Kalsinörin inhibitörleri de NODAT riskinde artış ile ilişkilendirilmektedir (111,115,173). 1783 erişkin böbrek nakli alıcısında yapılan prospektif çok merkezli araştırmada Marcén ve arkadaşları takrolimus kullanımının NODAT gelişim riskini arttırdığını net olarak göstermişlerdir (174). Yapılan çalışmalardan elde edilen sonuçlar hem takrolimus hem de siklosporinin böbrek nakil alıcıları arasında artmış NODAT riski ile ilişkili olduğunu ve takrolimusun, siklosporinden daha fazla diyabetojenik etkiye sahip olduğunu göstermiştir (173,175). Pediatrik böbrek nakil alıcılarında da takrolimusun NODAT görülme insidansını arttırdığı gösterilmiştir (106–108,161). Prokai ve arkadaşlarının yaptığı çalışmada, takrolimus ile tedavi edilen hastaların %35'inde, siklosporin grubunda ise %9'unda NODAT ve bozulmuş glikoz toleransı geliştirdiğini bildirmiştir. Ayrıca NODAT grubunda takrolimus ilaç kan düzeylerinin daha yüksek olduğu da saptanmıştır (108). Çalışmamızda da takrolimus alan hastalar (%14,1), siklosporin alan hastalardan (%3,3) daha yüksek NODAT insidansına sahipti. Takrolimus alan hastalar ile siklosporin alan hastaların NODAT geliştirme ilişkisi incelenmiştir; ki-kare ile takrolimus kullanımında anlamlı fark saptanmıştır, ancak cox regresyon analizi ile bakıldığında takrolimus kullanımında belirgin fark var ise de anlamlılık sınırında kalmıştır. Daha fazla hasta ile yapıldığında istatistiksel anlamlılığın ortaya çıkabileceğini düşündürmüştür. Bununla birlikte, takrolimus ortalama kan düzeyi arttıkça NODAT riskinde 1.yıl 1,34 kat ve 2.yılda 1,37 kat artış saptanmıştır (p=0,02).

Nakil olmayan popülasyondaki birkaç çalışma, yüksek magnezyum tüketiminin, daha düşük bir diyabet riski ile ilişkili olduğunu gösterirken, başka çalışmalar ise, tip 2 DM olan hastaların olmayanlara göre daha yüksek hipomagnezemi insidansına sahip olduğunu bildirmiştir (142,176–179).
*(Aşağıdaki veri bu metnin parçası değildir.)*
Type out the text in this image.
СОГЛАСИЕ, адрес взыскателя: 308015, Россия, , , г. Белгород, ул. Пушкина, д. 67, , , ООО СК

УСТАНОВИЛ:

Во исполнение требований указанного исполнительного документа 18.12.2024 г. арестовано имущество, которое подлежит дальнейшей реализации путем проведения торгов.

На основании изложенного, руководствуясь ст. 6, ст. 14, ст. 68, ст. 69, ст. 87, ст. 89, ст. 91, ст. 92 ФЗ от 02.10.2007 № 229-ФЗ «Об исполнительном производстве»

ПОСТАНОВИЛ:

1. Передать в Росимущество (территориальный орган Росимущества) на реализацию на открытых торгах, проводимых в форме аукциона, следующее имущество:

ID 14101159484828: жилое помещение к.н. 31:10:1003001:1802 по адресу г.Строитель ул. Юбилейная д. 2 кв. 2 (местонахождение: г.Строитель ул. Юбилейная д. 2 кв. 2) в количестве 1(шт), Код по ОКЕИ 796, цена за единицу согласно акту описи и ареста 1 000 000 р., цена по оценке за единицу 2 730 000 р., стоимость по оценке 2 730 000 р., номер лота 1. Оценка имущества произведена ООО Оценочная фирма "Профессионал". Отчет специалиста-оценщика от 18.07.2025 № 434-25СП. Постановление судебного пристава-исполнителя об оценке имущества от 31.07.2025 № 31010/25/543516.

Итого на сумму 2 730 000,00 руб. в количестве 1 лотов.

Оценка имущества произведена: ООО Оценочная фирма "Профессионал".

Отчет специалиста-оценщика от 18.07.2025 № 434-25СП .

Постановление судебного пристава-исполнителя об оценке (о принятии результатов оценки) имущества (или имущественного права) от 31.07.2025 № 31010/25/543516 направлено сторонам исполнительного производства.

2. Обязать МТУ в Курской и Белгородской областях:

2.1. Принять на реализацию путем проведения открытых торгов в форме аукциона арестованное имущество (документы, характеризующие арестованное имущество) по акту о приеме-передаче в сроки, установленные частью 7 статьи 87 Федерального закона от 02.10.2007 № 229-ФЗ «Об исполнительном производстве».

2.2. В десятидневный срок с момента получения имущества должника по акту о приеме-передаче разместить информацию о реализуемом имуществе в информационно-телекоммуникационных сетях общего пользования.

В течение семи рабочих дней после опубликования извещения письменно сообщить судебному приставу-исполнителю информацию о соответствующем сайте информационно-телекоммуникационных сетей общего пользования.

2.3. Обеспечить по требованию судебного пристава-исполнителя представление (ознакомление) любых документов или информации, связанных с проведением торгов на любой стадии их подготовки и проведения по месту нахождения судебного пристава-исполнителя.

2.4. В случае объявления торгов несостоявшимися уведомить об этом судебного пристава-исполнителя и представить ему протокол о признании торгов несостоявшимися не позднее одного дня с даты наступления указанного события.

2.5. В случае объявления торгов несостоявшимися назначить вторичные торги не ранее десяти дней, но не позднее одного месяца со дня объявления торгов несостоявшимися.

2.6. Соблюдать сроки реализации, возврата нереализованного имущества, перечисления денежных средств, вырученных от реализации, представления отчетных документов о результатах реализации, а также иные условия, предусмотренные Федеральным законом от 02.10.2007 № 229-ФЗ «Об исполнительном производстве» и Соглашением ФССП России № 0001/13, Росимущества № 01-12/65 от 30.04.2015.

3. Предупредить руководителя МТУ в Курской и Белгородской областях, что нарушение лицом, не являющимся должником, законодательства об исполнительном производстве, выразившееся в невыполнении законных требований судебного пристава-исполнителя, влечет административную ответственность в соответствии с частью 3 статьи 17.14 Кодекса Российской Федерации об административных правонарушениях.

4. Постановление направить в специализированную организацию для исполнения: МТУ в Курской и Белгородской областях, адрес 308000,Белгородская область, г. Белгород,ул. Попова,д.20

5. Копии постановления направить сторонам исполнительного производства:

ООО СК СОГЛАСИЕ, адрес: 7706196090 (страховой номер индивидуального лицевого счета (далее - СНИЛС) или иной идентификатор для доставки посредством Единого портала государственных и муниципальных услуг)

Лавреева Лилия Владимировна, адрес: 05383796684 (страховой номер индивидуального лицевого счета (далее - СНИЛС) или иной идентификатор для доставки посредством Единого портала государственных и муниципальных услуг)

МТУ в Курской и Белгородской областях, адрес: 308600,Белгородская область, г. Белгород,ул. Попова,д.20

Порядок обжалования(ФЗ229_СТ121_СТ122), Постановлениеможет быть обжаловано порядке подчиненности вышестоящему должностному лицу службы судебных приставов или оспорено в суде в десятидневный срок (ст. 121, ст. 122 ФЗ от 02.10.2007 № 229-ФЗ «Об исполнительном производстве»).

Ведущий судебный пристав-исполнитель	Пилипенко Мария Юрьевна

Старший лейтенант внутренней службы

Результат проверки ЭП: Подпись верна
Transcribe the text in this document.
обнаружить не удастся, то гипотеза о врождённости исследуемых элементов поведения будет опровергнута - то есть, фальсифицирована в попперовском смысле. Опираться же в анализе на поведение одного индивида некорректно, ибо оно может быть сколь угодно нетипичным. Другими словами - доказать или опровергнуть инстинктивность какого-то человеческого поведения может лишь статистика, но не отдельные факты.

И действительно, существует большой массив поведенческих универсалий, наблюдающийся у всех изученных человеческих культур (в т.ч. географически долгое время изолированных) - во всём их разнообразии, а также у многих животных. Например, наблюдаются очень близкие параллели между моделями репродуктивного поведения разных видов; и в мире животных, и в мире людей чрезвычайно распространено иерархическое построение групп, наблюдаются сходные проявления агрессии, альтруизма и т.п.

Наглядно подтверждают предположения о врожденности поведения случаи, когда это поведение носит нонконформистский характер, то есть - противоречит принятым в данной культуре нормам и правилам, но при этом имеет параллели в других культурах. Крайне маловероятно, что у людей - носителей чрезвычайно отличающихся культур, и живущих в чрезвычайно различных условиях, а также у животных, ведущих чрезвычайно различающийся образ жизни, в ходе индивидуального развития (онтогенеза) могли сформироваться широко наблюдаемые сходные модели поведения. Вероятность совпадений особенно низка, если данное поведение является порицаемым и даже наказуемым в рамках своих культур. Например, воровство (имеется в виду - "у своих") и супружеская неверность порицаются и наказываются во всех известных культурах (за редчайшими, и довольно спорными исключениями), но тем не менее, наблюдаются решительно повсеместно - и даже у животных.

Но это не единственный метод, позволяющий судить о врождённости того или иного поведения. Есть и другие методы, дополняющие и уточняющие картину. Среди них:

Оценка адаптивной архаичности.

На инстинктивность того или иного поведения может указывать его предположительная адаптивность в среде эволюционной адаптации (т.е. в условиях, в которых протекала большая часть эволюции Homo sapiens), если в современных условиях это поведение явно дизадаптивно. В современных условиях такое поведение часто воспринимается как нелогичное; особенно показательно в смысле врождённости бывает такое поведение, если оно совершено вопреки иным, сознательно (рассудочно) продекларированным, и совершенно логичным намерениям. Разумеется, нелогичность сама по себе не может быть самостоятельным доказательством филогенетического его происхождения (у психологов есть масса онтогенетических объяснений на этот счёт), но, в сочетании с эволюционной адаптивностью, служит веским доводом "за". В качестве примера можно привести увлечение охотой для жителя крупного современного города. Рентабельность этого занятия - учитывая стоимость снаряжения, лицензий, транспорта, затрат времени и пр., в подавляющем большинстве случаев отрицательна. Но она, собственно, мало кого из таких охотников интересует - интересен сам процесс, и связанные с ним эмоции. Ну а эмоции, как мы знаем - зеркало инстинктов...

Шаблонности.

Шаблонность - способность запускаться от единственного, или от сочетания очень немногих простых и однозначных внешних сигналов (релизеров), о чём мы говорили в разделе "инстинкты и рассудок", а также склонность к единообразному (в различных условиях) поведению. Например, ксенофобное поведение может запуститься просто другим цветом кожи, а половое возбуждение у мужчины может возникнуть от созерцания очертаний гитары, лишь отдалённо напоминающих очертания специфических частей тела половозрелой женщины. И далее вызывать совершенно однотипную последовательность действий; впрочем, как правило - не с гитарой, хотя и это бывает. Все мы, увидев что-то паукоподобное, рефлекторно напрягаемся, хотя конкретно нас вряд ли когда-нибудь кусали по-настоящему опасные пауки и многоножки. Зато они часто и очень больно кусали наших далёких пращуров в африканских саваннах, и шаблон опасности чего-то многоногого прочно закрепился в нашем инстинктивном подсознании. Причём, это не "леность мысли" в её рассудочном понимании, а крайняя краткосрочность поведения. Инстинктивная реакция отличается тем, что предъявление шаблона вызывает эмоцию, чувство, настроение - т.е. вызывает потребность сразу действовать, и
Bununla birlikte, böbrek nakil alıcılarında bu ilişki çelişkili bulgular nedeniyle tartışmalıdır. Erişkinde yapılan birçok kohort çalışması serum magnezyum ve NODAT arasındaki ilişkiyi inceleyerek, çelişkili sonuçlar vermiştir. Osorio ve arkadaşları 589 diyabet olmayan, böbrek nakli sonrası ilk yıl boyunca serum magnezyum ölçümleri yapılan alıcılarda, hipomagnezemi ve NODAT arasında bir ilişki olmadığını bildirmiştir (144). Hipomagnezeminin, özellikle nakil sonrası erken dönemde yaygın bir bulgu olduğu ve kalsinörin inhibitörlerinin kullanımıyla özellikle ilişkili olduğu çalışmalarda gösterilmiştir (140,180,181). Buna karşın, Van Laecke ve arkadaşları immünsüpresif rejimden bağımsız olarak nakil sonrası ilk aydaki hipomagnezeminin böbrek nakli hastalarında NODAT'ın bağımsız bir belirleyicisi olduğunu göstermiştir (182). Benzer şekilde pediatrik böbrek nakil alıcılarında yapılan çalışmalar da çelişkili sonuçlar vermiştir. Hayes ve arkadaşlarının 173 pediatrik böbrek nakli alıcısı üzerinde yaptıkları araştırma, NODAT gelişimi için hipomagnezemiyi önemli bir bağımsız risk faktörü olarak tanımlamaktadır (183). Chanchlani ve arkadaşları 451 pediatrik solid organ nakil alıcısında hipomagnezemi ve NODAT

58

arasındaki ilişkini sorgulanmış, aralarında ilişki bulunamamıştır (184). Çalışmamızda sadece 13 NODAT gelişen hasta gözlenmiş ve hem nakil öncesi hem de sonrası hipomagnezemi ile NODAT arasında istatistiksel anlamlı bir ilişki saptanamamıştır.

Merkezimizde canlı vericili nakillerde daha çok siklosporin ve kadavra vericili nakillerde takrolimus kullanılmış olması nedeniyle; çalışma grubumuzda istatistiksel anlamlı saptanan kadavra vericili nakillerde NODAT’ın artmış bulunması sonucuyla, NODAT - takrolimus ilişkisinin karşılıklı etkilenmiş olabileceği akla gelmektedir.

Diğer taraftan hasta sayımızın sınırlı olması NODAT’ın hem kadavra vericili nakiller hem de takrolimus kullanımı arasında daha belirgin düzeyde saptanabilecek ilişki sonuçlarının çalışmamızda daha zayıf olarak ortaya çıkmasına yol açmış olabileceği de düşünülebilir. Benzer şekilde hasta sayısının az olması nedeniyle; 13 yaş ve üzeri alıcı yaşı, prednizolon tedavisinin 6. ayda azaltma şemasına alınamaması ve verici cinsiyeti, istatistiksel anlamlılık sınırında kalan sonuçlar vermiş olabilir.

Çalışmamızın birtakım kısıtlamaları mevcuttur. Tek merkez deneyimini yansıtan, literatürdeki çalışmalarla karşılaştırıldığında görece daha az hasta sayısı içeren retrospektif bir çalışma özelliğindedir. Çalışma süresince OGTT merkezimizde NODAT tarama testi olarak rutin kullanılmamıştır.